Governments of certain countries use proprietary and sophisticated DPI tools for online information censoring. The Great FireWall of China is one such example. They are implemented using a combination of flow analysers, filtering of certain IP ranges, flow redirection, URL filtering and Man-in-the-Middle techniques.

ntop, Netify Agent and libtins are open source utilities or toolkits in C/C++.

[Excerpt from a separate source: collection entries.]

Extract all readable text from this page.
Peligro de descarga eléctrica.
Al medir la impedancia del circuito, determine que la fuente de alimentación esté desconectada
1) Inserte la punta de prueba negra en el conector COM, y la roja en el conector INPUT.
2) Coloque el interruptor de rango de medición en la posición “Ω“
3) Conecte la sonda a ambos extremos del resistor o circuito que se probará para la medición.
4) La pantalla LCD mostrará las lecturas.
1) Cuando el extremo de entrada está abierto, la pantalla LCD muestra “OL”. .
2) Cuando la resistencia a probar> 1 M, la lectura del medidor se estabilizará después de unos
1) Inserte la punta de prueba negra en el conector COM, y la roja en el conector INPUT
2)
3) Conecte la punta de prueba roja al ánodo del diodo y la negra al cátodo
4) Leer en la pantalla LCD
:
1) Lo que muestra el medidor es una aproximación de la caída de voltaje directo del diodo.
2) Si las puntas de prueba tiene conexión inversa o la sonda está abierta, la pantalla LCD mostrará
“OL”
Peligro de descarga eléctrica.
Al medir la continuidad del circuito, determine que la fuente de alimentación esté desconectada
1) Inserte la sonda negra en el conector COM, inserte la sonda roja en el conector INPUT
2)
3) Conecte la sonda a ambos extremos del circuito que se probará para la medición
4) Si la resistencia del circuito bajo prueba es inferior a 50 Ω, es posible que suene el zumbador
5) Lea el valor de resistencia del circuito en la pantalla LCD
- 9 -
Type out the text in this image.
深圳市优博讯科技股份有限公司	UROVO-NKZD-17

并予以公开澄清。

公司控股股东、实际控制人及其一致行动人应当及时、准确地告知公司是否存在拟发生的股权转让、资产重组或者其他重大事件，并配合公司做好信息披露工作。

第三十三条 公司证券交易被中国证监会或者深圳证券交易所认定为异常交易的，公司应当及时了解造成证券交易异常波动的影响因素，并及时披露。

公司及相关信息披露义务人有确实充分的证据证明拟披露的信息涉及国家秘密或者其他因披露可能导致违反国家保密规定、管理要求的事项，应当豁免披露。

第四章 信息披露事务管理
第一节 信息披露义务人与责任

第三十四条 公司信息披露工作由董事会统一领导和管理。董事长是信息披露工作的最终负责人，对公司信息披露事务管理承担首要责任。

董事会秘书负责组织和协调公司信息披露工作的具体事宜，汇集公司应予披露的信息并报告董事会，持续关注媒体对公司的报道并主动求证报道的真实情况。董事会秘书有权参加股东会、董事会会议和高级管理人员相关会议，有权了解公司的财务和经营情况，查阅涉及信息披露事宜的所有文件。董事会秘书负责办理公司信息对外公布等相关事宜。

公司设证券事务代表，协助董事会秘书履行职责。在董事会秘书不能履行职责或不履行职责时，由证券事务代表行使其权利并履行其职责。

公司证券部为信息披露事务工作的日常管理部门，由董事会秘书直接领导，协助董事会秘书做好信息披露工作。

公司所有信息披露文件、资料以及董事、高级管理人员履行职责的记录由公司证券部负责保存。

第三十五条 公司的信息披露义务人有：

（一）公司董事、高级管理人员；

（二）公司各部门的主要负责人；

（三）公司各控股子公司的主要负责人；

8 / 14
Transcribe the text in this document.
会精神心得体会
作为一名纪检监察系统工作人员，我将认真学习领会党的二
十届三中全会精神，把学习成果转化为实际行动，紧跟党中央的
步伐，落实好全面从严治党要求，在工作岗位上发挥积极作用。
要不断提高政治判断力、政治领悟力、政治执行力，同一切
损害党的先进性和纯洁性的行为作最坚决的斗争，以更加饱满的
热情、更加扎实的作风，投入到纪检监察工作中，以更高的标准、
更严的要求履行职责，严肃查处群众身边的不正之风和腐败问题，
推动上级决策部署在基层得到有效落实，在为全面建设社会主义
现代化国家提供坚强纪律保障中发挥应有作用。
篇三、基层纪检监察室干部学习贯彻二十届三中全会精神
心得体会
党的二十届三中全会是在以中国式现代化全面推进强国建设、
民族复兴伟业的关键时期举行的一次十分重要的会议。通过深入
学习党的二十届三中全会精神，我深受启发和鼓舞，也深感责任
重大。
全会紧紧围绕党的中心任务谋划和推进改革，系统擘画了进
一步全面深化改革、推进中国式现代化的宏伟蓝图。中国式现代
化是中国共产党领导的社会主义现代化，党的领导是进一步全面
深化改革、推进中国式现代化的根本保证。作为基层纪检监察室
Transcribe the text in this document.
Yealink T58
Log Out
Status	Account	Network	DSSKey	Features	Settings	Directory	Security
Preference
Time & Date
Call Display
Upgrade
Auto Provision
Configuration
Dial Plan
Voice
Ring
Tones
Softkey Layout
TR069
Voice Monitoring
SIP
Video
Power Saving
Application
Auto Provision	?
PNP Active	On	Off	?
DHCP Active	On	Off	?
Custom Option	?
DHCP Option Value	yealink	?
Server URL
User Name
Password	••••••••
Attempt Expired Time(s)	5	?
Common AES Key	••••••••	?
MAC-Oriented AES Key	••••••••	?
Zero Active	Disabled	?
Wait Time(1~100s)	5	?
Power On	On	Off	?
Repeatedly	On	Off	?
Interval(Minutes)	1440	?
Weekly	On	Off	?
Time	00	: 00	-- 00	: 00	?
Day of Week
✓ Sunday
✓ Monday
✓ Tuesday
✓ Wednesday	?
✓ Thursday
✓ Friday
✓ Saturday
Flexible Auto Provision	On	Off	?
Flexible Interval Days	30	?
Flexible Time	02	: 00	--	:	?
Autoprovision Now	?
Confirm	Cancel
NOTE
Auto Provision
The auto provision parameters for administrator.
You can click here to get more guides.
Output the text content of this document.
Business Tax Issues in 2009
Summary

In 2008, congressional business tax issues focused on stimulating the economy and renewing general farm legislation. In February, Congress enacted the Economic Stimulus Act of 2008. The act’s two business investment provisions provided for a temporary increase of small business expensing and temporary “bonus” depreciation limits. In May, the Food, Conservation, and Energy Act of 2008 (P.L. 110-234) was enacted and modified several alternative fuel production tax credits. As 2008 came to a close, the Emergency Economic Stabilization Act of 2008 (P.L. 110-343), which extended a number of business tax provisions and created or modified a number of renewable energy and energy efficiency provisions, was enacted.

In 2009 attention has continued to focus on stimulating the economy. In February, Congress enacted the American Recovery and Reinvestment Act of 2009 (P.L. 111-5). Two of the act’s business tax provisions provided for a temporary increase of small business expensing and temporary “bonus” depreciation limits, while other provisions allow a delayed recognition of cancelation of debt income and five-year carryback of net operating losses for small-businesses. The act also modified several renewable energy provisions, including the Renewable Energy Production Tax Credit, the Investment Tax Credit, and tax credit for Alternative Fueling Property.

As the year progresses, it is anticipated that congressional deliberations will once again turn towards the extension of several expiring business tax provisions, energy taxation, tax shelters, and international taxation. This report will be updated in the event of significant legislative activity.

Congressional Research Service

Corporates and Internet Service Providers may choose among the commonly available DPI tools:

Wireshark: A popular free and open-source packet analyser which can be configured to be used for Intrusion Detection (ID). The tshark utility allows you to filter the contents of a pcap file from the command line to study network activity.
Netfilter in Linux: Classifies packets as HTTP, Jabber, Citrix, Bittorrent, FTP, etc., regardless of port.
Netflow from Cisco: Introduced on their routers to collect IP network traffic information as traffic enters/exits an interface and build Access Control Lists. It consists of a flow collector and analyser.
SolarWinds Netflow: Network bandwidth monitoring (collection and analysis) tool. Free and paid versions available.
Scrutinizer from Plixer: Can handle network flow analysis of Cisco and other vendors' network devices.

Milestones

1998

Wireshark, an earlier part of the Ethereal project, is released as a free, open-source packet sniffing tool. It initially supports shallow packet inspection, only at the IP header level.

2002

Traffic inspection solutions NetScreen (acquired by Juniper networks) are designed to be installed into firewall systems. Since the operation is expensive, it is triggered only on a need basis.

2005

MIMESweeper, ClamAV, NetCache are some of the early open-source internet proxy caching servers introduced for scanning content to an ICAP server running anti-virus software.

2006

The Great Firewall of China is deployed successfully. This internet censorship project commenced in 1998 for online traffic regulation in China.

2012

DPI becomes a powerful network security tool with deployment on SDN/cloud servers.